2. Before running a gel, we run PCR. How did we simulate the PCR process in this lab? (Hint, there’s a reason you were in TEAMS)
3. Your teacher tells you that a heterozygous person will always have the most RFLPs when running a gel. Explain why, using what you learned
from this activity.
4. A fellow student wants to take all the DNA pieces that are the same size and lay them one below the other on the gel (like lines of text in a
book), rather than stacking them. He says you’ll be able to see them better. Is that a good idea? Why or why not?
5. During a lab, you forgot to add restriction enzymes to a sample containing DNA with the genotype Dd. How many RFLPs would you see on
the gel and why? What genotype would they THINK they had based on the gel? And why?
Finished Product—This is an
example of what the students
will make. You’ll notice, the
strips were a bit long for each
lane. You could solve by using a
wider piece of paper, but we just
didn’t worry about it.
Analysis Questions KEY
1. When you cut the genes with the scissors, what did the scissors represent? They represented restriction enzymes. In this case they
represented HaeIII.
2. Before running a gel, we run PCR. How did we simulate the PCR process in this lab? (Hint, there’s a reason you were in TEAMS)
We simulated it by having several team members, all with the same samples of DNA. When we run PCR, that makes COPIES of the DNA, so
you have lots of copies when you run a gel.
3. Your teacher tells you that a heterozygous person will always have the most RFLPs when running a gel. Explain why, using what you learned
from this activity.
A heterozygous person has a copy of the dominant allele and a copy of the recessive allele, so she’ll have RFLPs for each. You add the
number of RFLPs for the dominant gene with the number for the recessive gene and that will be the number for the heterozygous person.
4. A fellow student wants to take all the DNA pieces that are the same size and lay them one below the other on the gel (like lines of text in a
book), rather than stacking them. He says you’ll be able to see them better. Is that a good idea? Why or why not?
It’s not a good idea. The strips are the same length and have the same weight. Therefore they’ll travel the same distance on the gel and
will end up on top of each other. Laying them one below the other makes it look like they traveled different distances.

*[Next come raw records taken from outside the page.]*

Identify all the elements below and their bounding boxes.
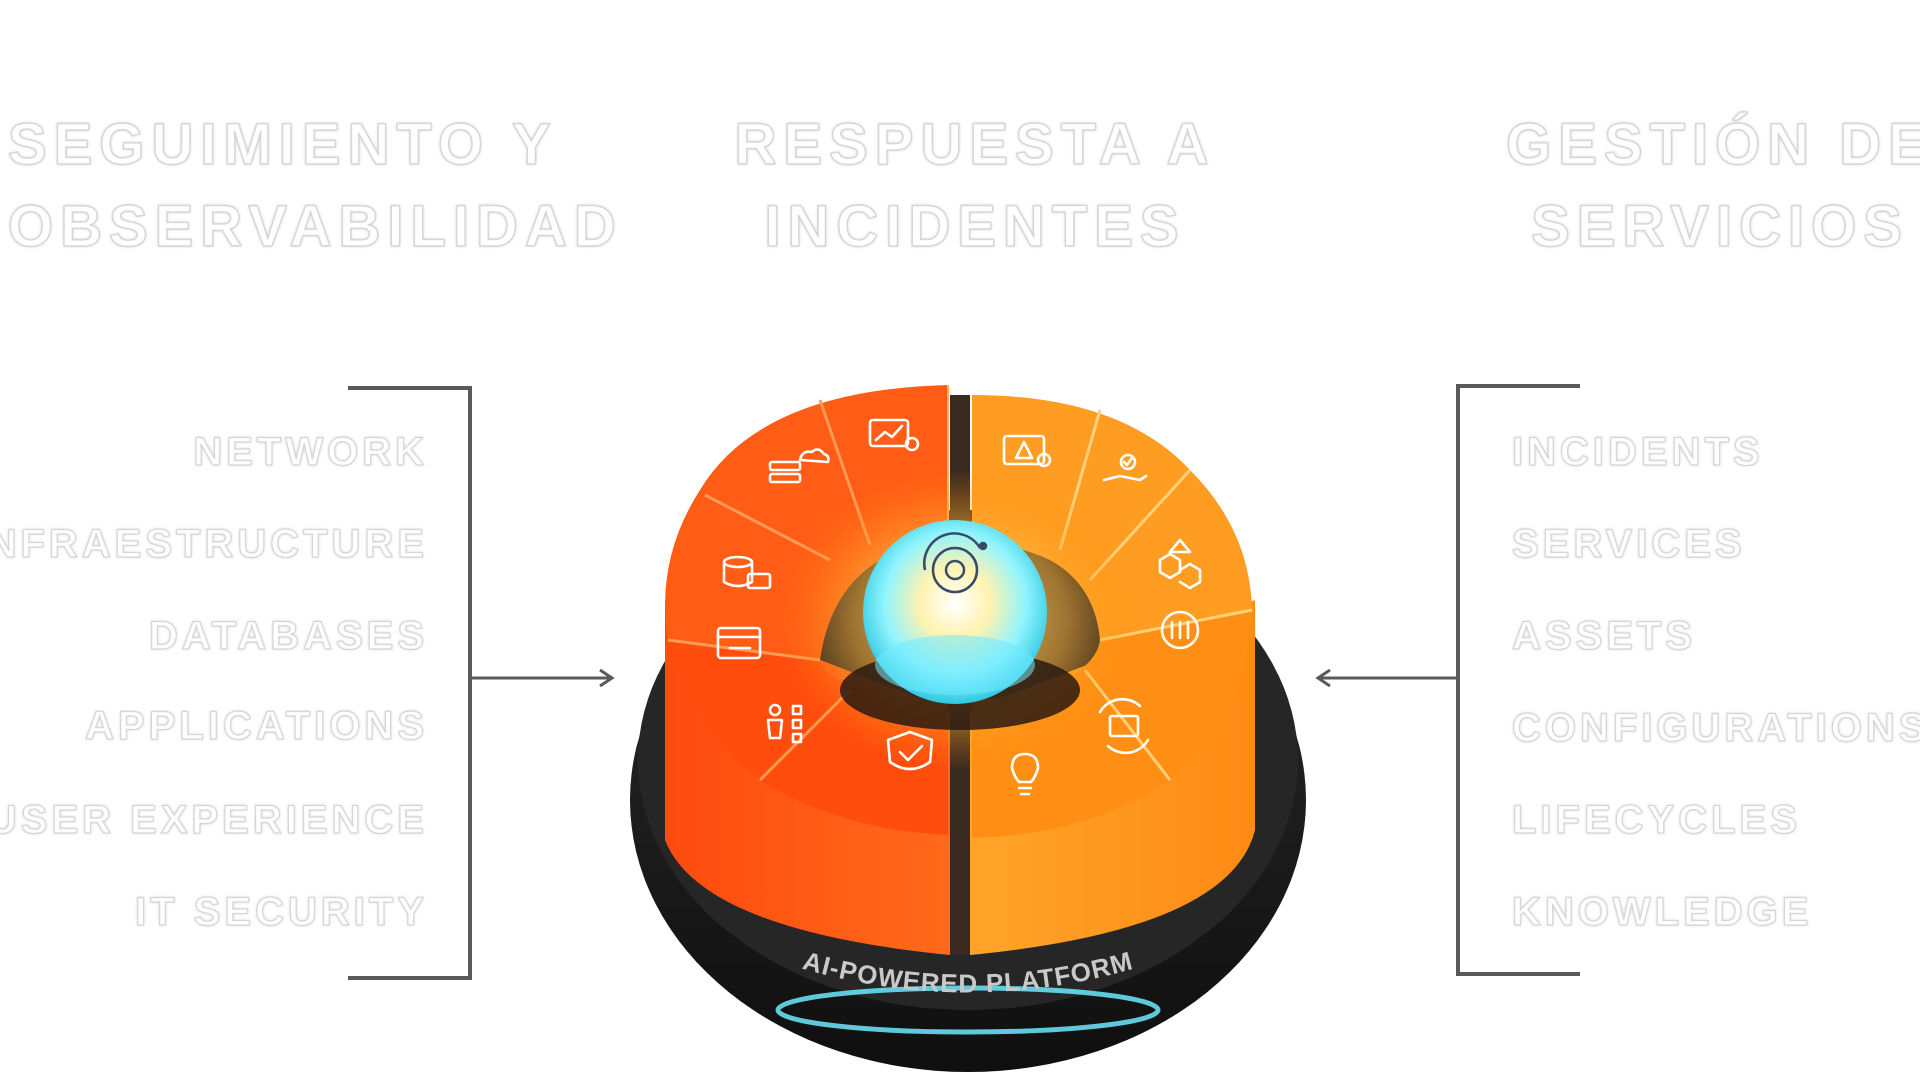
ai-core bbox=[780, 470, 1140, 770]
left-bracket bbox=[348, 386, 472, 980]
shield-check-icon bbox=[886, 730, 934, 771]
cubes-icon bbox=[1158, 538, 1202, 590]
list-item-applications: APPLICATIONS bbox=[85, 703, 428, 748]
heading-seguimiento-line-2: OBSERVABILIDAD bbox=[7, 193, 623, 259]
list-item-infrastructure: INFRAESTRUCTURE bbox=[0, 521, 428, 566]
ai-gear-orbit-icon bbox=[923, 532, 988, 594]
right-capability-list: INCIDENTS SERVICES ASSETS CONFIGURATIONS… bbox=[1511, 0, 1920, 1080]
list-item-it-security: IT SECURITY bbox=[134, 889, 428, 934]
list-item-lifecycles: LIFECYCLES bbox=[1511, 797, 1801, 842]
lightbulb-gear-icon bbox=[1010, 752, 1040, 796]
alert-screen-icon bbox=[1002, 434, 1052, 468]
list-item-databases: DATABASES bbox=[148, 613, 428, 658]
right-bracket bbox=[1456, 384, 1580, 976]
list-item-network: NETWORK bbox=[193, 429, 428, 474]
left-capability-list: NETWORK INFRAESTRUCTURE DATABASES APPLIC… bbox=[0, 0, 428, 1080]
user-checklist-icon bbox=[766, 703, 803, 744]
heading-respuesta: RESPUESTA A INCIDENTES bbox=[715, 104, 1235, 268]
list-item-configurations: CONFIGURATIONS bbox=[1511, 705, 1920, 750]
list-item-incidents: INCIDENTS bbox=[1511, 429, 1764, 474]
screen-cycle-icon bbox=[1098, 697, 1150, 755]
list-item-assets: ASSETS bbox=[1511, 613, 1697, 658]
monitor-chart-icon bbox=[868, 418, 920, 452]
heading-respuesta-line-1: RESPUESTA A bbox=[734, 111, 1216, 177]
list-item-user-experience: USER EXPERIENCE bbox=[0, 797, 428, 842]
list-item-knowledge: KNOWLEDGE bbox=[1511, 889, 1813, 934]
gear-sliders-icon bbox=[1160, 610, 1200, 650]
ring-left-half bbox=[665, 385, 949, 835]
heading-gestion: GESTIÓN DE SERVICIOS bbox=[1500, 104, 1920, 268]
server-cloud-icon bbox=[768, 448, 830, 484]
right-arrow bbox=[1315, 668, 1458, 688]
heading-seguimiento: SEGUIMIENTO Y OBSERVABILIDAD bbox=[7, 104, 623, 268]
database-chart-icon bbox=[722, 555, 772, 590]
browser-window-icon bbox=[716, 626, 762, 660]
left-arrow bbox=[470, 668, 615, 688]
heading-gestion-line-2: SERVICIOS bbox=[1530, 193, 1909, 259]
heading-seguimiento-line-1: SEGUIMIENTO Y bbox=[7, 111, 558, 177]
hand-check-icon bbox=[1102, 453, 1148, 482]
list-item-services: SERVICES bbox=[1511, 521, 1746, 566]
heading-gestion-line-1: GESTIÓN DE bbox=[1505, 111, 1920, 177]
heading-respuesta-line-2: INCIDENTES bbox=[764, 193, 1186, 259]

5. During a lab, you forgot to add restriction enzymes to a sample containing DNA with the genotype Dd. How many RFLPs would you see on
the gel and why? What genotype would they THINK they had based on the gel? And why?
You would see ONE RFLP because the DNA wouldn’t have gotten cut, so it would be one big piece. It would look like dd because that gene
didn’t get cut, so it was still 100 base pairs long.